Lower Court Discretion
Pauline T. Kim
Empirical scholars typically model the judicial hierarchy in terms of a principal-agent relationship in which the Supreme Court, the principal, sets policy and the lower federal courts, as agents, must faithfully implement that policy. The law is a signal—the means by which the Court communicates its preferences. This Article argues instead for recognizing the law as an independent normative force. Empirical scholars fail to take seriously the role of law because they reject as implausible formalistic accounts of its operation. This Article advances a more nuanced account of how law shapes the decisionmaking environment of the lower federal courts, one that focuses on the presence of discretion.

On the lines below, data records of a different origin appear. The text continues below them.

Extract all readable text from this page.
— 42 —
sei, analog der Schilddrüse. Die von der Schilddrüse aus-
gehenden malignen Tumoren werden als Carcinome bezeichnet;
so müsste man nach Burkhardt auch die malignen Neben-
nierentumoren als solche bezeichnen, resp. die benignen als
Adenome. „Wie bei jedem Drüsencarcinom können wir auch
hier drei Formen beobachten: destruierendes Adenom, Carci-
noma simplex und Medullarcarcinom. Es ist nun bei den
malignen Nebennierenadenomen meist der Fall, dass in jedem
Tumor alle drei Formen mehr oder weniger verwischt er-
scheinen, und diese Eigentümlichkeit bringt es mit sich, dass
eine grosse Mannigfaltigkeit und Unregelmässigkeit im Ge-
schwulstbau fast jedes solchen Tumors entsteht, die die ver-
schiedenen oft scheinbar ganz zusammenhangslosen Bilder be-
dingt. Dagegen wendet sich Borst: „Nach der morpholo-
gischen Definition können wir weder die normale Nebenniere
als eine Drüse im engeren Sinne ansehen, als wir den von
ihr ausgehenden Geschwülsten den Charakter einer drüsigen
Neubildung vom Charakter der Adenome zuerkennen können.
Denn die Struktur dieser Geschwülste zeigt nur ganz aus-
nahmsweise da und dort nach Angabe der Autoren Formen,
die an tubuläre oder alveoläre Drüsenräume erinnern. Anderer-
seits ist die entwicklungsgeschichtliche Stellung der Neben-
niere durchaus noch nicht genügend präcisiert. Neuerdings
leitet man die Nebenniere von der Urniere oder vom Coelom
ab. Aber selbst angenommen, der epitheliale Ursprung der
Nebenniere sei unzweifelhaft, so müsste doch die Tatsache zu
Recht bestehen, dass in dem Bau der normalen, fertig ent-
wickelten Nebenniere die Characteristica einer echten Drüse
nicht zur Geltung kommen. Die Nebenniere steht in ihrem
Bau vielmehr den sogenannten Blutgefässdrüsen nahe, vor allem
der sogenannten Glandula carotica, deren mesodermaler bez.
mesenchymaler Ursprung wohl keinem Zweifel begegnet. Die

It explores how different types of discretion afford distinct types of power over lawmaking and case outcomes, and how that discretionary power is allocated between district and appellate courts. Paying attention to discretion suggests features of the judicial hierarchy that are commonly overlooked in principal-agent models. For example, judges’ goals, and therefore their strategies, will vary depending upon whether they seek to influence law development or merely to shape case outcomes. The Article also questions the normative assumption, implicit in principal-agent models, that lower federal courts should decide cases in accordance with the policy preferences of the Supreme Court. Because judges inevitably have discretion when applying the law, a norm of compliance with superior court precedent does not necessarily require lower courts to follow the policy preferences of the Supreme Court. The reasons judicial discretion exists, such as allocating power within the judicial hierarchy, may argue against such a centralization of power in the Supreme Court.